Switch is off, but of course I have it opened up (pun not intended) and half of the mechanism is still live. Just not the part I am actively working on.
Start pulling the conductors up through the callum grip and into the switch, nearly done and BANG a puck hits the boards right near me. I jump. Scared the CRAP out of me, happily this is not my first rodeo and my hands or conductors don't fly into live parts.
Okay conductors are in. Hooking them up... BANG! and then I guess someone must be practicing slapshots because BANG, BANG, BANG, BANG, BANG, it goes on, loud hard hits to the boards a few feet away from me.
Yeah loud noises when you are doing some things is really nerve racking.
 
Ok; fair point. :)

And I didn't say it was the "best" solution, more the "last" solution.

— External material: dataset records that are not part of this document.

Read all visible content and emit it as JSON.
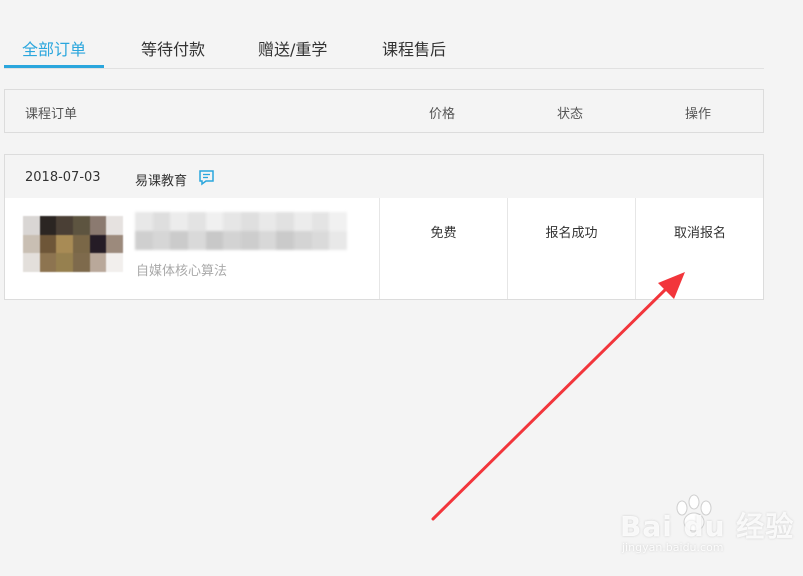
{
  "tabs": [
    {
      "label": "全部订单",
      "active": true
    },
    {
      "label": "等待付款",
      "active": false
    },
    {
      "label": "赠送/重学",
      "active": false
    },
    {
      "label": "课程售后",
      "active": false
    }
  ],
  "table_header": {
    "order": "课程订单",
    "price": "价格",
    "status": "状态",
    "action": "操作"
  },
  "order": {
    "date": "2018-07-03",
    "org": "易课教育",
    "course_subtitle": "自媒体核心算法",
    "price": "免费",
    "status": "报名成功",
    "action": "取消报名"
  },
  "watermark": {
    "brand": "Bai du 经验",
    "url": "jingyan.baidu.com"
  },
  "colors": {
    "accent": "#2aa6dd",
    "arrow": "#f2353b",
    "background": "#f4f4f4"
  }
}
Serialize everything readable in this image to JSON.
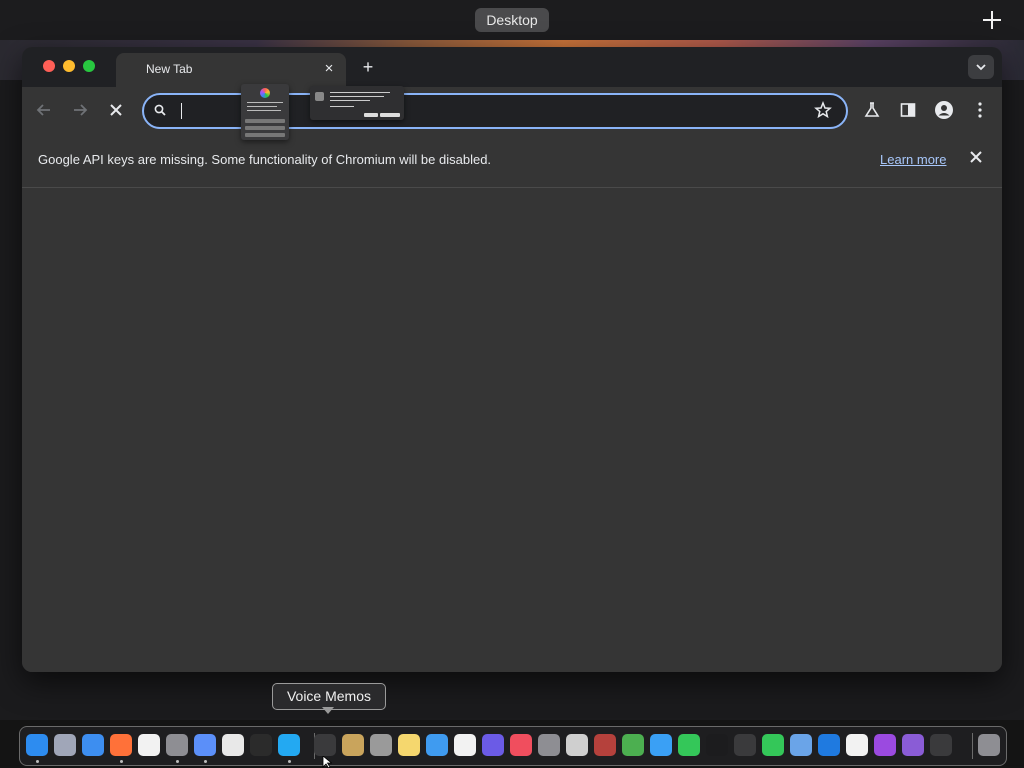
{
  "spaces_bar": {
    "desktop_label": "Desktop",
    "add_space_icon": "plus-icon"
  },
  "browser": {
    "tab": {
      "title": "New Tab",
      "close_icon": "close-icon"
    },
    "new_tab_icon": "plus-icon",
    "tab_search_icon": "chevron-down-icon",
    "toolbar": {
      "back_icon": "arrow-left-icon",
      "forward_icon": "arrow-right-icon",
      "stop_icon": "close-icon",
      "omnibox": {
        "value": "",
        "placeholder": ""
      },
      "bookmark_icon": "star-icon",
      "labs_icon": "flask-icon",
      "side_panel_icon": "side-panel-icon",
      "profile_icon": "person-icon",
      "menu_icon": "kebab-menu-icon"
    },
    "infobar": {
      "message": "Google API keys are missing. Some functionality of Chromium will be disabled.",
      "link": "Learn more"
    }
  },
  "tooltip": {
    "text": "Voice Memos"
  },
  "dock": {
    "items": [
      {
        "name": "finder",
        "color": "#2d8cf0",
        "running": true
      },
      {
        "name": "launchpad",
        "color": "#a0a6b8",
        "running": false
      },
      {
        "name": "safari",
        "color": "#3d8ef0",
        "running": false
      },
      {
        "name": "firefox",
        "color": "#ff7139",
        "running": true
      },
      {
        "name": "capcut",
        "color": "#f2f2f2",
        "running": false
      },
      {
        "name": "system-settings",
        "color": "#8e8e93",
        "running": true
      },
      {
        "name": "chromium",
        "color": "#5b8ff9",
        "running": true
      },
      {
        "name": "textedit",
        "color": "#e8e8e8",
        "running": false
      },
      {
        "name": "terminal",
        "color": "#2b2b2b",
        "running": false
      },
      {
        "name": "vscode",
        "color": "#23a9f2",
        "running": true
      },
      {
        "name": "voice-memos",
        "color": "#3a3a3c",
        "running": false
      },
      {
        "name": "notes-folder",
        "color": "#c9a45c",
        "running": false
      },
      {
        "name": "screenshot",
        "color": "#9a9a9a",
        "running": false
      },
      {
        "name": "stickies",
        "color": "#f5d76e",
        "running": false
      },
      {
        "name": "icloud",
        "color": "#3f9bf0",
        "running": false
      },
      {
        "name": "reminders",
        "color": "#f2f2f2",
        "running": false
      },
      {
        "name": "shortcuts",
        "color": "#6b5be6",
        "running": false
      },
      {
        "name": "news",
        "color": "#f04e5e",
        "running": false
      },
      {
        "name": "font-book",
        "color": "#8e8e93",
        "running": false
      },
      {
        "name": "chess",
        "color": "#cfcfcf",
        "running": false
      },
      {
        "name": "dictionary",
        "color": "#b5413c",
        "running": false
      },
      {
        "name": "chrome",
        "color": "#4caf50",
        "running": false
      },
      {
        "name": "freeform",
        "color": "#3aa0f5",
        "running": false
      },
      {
        "name": "find-my",
        "color": "#34c759",
        "running": false
      },
      {
        "name": "apple-tv",
        "color": "#1c1c1e",
        "running": false
      },
      {
        "name": "activity-monitor",
        "color": "#3a3a3c",
        "running": false
      },
      {
        "name": "messages",
        "color": "#34c759",
        "running": false
      },
      {
        "name": "screen-sharing",
        "color": "#6aa4e8",
        "running": false
      },
      {
        "name": "xcode-instruments",
        "color": "#1f7ae0",
        "running": false
      },
      {
        "name": "clock",
        "color": "#f2f2f2",
        "running": false
      },
      {
        "name": "podcasts",
        "color": "#9b4ae0",
        "running": false
      },
      {
        "name": "visual-studio",
        "color": "#8a5cd6",
        "running": false
      },
      {
        "name": "script-editor",
        "color": "#3a3a3c",
        "running": false
      },
      {
        "name": "trash",
        "color": "#8e8e93",
        "running": false
      }
    ]
  }
}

I always assume a Bad Actor in safety situations. Such a Bad Actor might not know where you'd put such a safety hooter, and certainly wouldn't know where.
 
In this case it wasn't a LOTO failure so much as user error. LOTO when followed properly is pretty near full proof (notice I said nearly.)
In any LOTO training I have ever received verification is taught as part of the system. Either metering to verify power is off, double checking to make sure the item cannot be moved, or otherwise verifying that the item is safe.
 
Testing the tester is an important step. I had a well used but expensive Fluke meter stop reading AC voltage. It acted normally in every other way but continually read 0.00 in that mode. Had I used it for a safety check before working on live parts, the result could have been fatal.

Instead, I just kept sending the power company on a wild goose chase when our generator transfer switch failed. Based on the faulty readings, and the fact that the generator was running, I kept reporting an outage that wasn't.